Their belief in their own vision of what is happening is so strong that 64% of Tea Party supporters think the Obama administration has increased taxes for most Americans, (while only 34% of the general public says that) and when, in fact, their taxes have actually gone down.
Just an aside, the Republicans argued that the Federal Economic Stimulus wouldn’t work (a big Tea Party belief); they argued only tax cuts would work, so the Obama administration included $200 billion of tax cuts in the $700+ billion bill even when the economic evidence shows that tax cuts do not stimulate the economy in hard times (people just save the money or use it to pay bills, they don’t spend on new things). Republican leaders have since claimed that “not one job was saved” while the Tea Partiers were claiming “our taxes have gone up.” Apparently a connection with reality is not needed.
The Tea partiers faith in their own vision may be related to the following poll finding: “63% of Tea Party identifiers say they get most of their political and current events news on television from Fox News Channel.” Fox “News” is really Fox Propaganda as it engages in lies and deceptions on a daily basis. These Tea Party folks apparently don’t care about veracity and continue to look to this network for their information.

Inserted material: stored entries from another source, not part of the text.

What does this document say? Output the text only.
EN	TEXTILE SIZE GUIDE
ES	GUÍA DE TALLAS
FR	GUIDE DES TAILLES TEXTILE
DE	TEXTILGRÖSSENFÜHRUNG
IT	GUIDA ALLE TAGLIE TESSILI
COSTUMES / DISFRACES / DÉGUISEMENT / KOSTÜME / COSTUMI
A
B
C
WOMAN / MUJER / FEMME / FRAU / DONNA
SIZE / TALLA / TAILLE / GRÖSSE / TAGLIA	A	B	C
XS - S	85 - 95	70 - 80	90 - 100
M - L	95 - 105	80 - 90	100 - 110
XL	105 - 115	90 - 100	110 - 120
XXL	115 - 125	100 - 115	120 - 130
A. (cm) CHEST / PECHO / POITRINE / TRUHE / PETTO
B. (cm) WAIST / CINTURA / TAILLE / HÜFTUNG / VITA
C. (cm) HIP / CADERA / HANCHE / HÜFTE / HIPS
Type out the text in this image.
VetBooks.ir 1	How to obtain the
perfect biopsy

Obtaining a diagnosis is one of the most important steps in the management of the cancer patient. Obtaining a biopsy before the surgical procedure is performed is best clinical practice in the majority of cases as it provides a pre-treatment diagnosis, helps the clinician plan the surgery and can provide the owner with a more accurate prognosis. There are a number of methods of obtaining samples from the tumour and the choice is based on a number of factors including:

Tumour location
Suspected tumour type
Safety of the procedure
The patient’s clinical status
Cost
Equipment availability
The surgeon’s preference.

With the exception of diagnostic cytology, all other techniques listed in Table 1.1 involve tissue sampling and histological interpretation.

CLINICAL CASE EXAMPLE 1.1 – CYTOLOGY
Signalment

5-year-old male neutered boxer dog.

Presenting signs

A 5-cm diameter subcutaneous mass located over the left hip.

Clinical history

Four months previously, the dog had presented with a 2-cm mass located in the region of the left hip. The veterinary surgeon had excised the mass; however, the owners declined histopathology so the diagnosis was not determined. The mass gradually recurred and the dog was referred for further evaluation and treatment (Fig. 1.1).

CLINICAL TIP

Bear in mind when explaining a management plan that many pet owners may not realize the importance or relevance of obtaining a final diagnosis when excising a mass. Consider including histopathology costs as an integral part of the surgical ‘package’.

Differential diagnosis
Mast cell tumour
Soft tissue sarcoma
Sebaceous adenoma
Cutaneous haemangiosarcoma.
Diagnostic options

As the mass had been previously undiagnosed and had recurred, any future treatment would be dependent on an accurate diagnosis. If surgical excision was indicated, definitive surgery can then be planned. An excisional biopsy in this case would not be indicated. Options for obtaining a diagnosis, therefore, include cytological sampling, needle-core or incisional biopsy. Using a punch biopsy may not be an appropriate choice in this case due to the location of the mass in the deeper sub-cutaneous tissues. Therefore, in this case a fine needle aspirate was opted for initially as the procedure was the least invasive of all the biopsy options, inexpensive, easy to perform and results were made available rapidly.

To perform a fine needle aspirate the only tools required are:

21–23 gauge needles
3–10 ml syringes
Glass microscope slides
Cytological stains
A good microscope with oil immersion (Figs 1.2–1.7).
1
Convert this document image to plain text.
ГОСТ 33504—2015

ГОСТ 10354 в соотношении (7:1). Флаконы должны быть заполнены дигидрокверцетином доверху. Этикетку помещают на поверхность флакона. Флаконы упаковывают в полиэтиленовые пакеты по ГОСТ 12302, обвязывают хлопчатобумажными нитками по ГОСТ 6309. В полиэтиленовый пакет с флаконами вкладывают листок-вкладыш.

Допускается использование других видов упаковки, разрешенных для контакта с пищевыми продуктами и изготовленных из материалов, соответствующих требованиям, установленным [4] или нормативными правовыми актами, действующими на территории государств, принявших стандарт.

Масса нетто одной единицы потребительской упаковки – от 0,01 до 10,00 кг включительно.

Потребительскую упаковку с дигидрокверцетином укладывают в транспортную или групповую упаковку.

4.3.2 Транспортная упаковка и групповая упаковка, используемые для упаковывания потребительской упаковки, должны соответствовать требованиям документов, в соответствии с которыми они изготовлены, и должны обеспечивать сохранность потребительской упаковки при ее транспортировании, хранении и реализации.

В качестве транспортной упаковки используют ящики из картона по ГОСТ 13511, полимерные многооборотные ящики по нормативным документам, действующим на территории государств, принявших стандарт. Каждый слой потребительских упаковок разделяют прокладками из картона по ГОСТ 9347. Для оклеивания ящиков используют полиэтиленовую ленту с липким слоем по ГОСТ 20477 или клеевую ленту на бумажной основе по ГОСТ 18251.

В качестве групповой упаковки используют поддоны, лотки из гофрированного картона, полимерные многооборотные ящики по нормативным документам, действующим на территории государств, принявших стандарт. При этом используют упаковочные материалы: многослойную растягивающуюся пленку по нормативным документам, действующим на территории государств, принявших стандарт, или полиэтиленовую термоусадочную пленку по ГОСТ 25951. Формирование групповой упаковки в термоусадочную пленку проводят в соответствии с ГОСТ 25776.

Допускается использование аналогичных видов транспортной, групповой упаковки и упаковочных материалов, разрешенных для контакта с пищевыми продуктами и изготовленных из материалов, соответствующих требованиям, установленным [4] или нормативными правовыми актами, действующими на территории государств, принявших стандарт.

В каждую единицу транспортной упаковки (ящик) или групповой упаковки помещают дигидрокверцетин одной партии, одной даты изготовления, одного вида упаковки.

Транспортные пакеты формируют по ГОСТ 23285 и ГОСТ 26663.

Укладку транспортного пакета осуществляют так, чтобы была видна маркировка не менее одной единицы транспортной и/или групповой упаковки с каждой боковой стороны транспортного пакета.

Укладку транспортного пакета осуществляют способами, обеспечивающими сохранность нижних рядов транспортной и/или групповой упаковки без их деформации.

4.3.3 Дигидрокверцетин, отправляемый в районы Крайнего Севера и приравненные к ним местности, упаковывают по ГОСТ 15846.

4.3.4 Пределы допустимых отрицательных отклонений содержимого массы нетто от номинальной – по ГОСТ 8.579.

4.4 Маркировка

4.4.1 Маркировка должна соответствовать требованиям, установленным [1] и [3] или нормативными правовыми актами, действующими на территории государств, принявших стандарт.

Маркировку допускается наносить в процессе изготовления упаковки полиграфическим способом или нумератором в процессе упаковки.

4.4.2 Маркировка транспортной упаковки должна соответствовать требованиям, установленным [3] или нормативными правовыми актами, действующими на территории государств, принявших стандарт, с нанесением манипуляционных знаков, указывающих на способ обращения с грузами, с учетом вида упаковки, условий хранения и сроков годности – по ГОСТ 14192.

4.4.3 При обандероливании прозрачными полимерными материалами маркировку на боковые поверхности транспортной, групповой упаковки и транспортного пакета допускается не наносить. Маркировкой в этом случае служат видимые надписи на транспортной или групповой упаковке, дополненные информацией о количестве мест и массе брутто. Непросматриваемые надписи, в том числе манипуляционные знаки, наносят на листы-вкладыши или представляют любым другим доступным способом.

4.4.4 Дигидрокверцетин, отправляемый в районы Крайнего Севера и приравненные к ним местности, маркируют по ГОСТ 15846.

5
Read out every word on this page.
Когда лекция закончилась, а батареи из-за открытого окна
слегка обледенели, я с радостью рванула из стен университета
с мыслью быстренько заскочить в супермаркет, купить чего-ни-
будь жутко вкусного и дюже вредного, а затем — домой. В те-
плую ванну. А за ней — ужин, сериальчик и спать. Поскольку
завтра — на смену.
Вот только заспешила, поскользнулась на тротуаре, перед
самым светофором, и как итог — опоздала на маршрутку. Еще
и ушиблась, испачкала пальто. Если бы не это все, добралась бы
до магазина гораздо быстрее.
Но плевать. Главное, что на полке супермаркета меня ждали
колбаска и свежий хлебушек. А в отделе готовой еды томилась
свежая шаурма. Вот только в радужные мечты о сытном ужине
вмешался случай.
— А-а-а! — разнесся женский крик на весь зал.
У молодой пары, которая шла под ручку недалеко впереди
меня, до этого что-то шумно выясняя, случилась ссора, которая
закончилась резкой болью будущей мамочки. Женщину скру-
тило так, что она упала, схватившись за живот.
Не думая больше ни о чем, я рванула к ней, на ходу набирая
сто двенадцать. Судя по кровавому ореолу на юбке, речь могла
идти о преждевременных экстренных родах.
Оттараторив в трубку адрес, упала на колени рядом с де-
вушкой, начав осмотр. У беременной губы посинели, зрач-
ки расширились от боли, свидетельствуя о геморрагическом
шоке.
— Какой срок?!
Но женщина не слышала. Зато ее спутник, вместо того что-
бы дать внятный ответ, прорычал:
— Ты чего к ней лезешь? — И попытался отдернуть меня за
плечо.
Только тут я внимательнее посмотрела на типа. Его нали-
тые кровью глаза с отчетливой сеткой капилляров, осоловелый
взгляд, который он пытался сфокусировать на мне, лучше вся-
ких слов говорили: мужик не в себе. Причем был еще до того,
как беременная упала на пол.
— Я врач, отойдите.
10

So, is the “Tea Party” the new power in American Politics? Will there be an actual organized Tea Party? In a word: no.
These people didn’t come together by accident. They were gathered by “Astroturf” specialists as anti-Obama shock troops. (Astroturf organizers are people who organize “grass roots” events, events falsely appearing to have occurred spontaneously.) Whether the Tea Party will find its political footing and organize into something potent is really a moot point. Since these folks were subsumed by the Republican Party, pulling them out of there will reduce the Republican Party to a nonviable size or at least split it into two very small parts which, when they contest with one another over the conservative vote, will surely alienate some of their own voters which will actually reduce the influence of the right wing of the country.
But, but, . . . what about Rand Paul and Scott Brown, and. . . . Hey, Scott Brown never identified himself as a representative of any Tea Party. And, whatever happened to “all politics is local”? The Democratic candidate for Ted Kennedy’s old seat ran an awful campaign and deserved to lose. The primary cause of the loss? Taking the attitude that the position was a safe, Democratic seat in Congress. No one likes being taken for granted, which is what the Republican Party is finding out about their extreme right wing core aka “the Tea Party.”